Do not use at the end of an expression
1|10 matches
1, 10

Examples

Anchors

^ Matches the adjacent characters at the beginning of a string ^10 matches
10, 100, 10x

^10 does not match
110, 110x

Examples
$ Matches the adjacent characters at the end of a string 10$ matches
110, 1010

10$ does not match
100, 10x

Examples

Groups

( ) Matches the enclosed characters in exact order anywhere in a string


Also used to group other expressions
(10) matches
10, 101, 1011

([0-9]|[a-z]) matches
any number or lower-case letter

Examples
[ ] Matches the enclosed characters in any order anywhere in a string [10] matches
012, 120, 210

Examples
- Creates a range of characters within brackets to match anywhere in a string [0-9] matches any number 0 through 9

Examples

Escape

\ Indicates that the adjacent character should be interpreted literally rather than as a regex metacharacter \. indicates that the adjacent dot should be interpreted as a period or decimal rather than as a wildcard.

216\.239\.32\.34 matches
216.239.32.34

Examples

 

Tips

Default behavior between Universal Analytics and Google Analytics 4

By default, regular expressions in Universal Analytics properties are treated as a "partial match." The expression will be true if the pattern you provide is contained anywhere in the data.

For example, if you provide the pattern "India" the regex matches "India",  "Indian", "Indiana", "Indianapolis", and so on. You don't need to use metacharacters to achieve this partial match. 

In a Google Analytics 4 property, the default regex is a "full match." The data must exactly match the pattern you provide. For example, the pattern "India" only matches "India." To make this regex act like a partial match, you must use metacharacters: "India.*" will return any value that begins with "India" and ends with anything (or nothing) else.

Use simple expressions

Keep your regular expressions simple. Simple regex is easier for another user to interpret and modify.

Match metacharacters

Use the backslash (\) to escape regex metacharacters when you need those characters to be interpreted literally. For example, if you use a dot as the decimal separator in an IP address, escape it with a backslash (\.) so that it isn’t interpreted as a wildcard.

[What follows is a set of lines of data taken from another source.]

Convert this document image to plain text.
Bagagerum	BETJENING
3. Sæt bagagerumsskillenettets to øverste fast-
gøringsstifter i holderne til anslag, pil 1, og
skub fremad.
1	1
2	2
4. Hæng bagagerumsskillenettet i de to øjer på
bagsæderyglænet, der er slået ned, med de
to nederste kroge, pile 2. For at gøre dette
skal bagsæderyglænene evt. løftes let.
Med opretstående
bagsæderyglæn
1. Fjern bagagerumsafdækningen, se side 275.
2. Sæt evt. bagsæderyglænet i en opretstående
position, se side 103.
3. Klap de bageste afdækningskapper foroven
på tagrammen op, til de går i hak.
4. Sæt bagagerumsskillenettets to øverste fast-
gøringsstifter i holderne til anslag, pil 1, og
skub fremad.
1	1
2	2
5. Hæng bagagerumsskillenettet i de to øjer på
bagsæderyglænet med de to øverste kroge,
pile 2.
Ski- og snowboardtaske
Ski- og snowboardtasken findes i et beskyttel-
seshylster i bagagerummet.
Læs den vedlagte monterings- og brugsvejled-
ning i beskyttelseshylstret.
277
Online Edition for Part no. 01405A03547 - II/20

Use metacharacters to limit the match

Regular expressions are greedy by nature: if you don’t tell them not to, they match what you specify plus any adjacent characters. For example, in a partial match, site matches mysite, yoursite, theirsite, parasite--any string that contains “site”. If you need to make a specific match, construct you regex accordingly. For example, if you need to match only the string “site”, then construct your regex so that “site” is the both the beginning and end of the string: ^site$.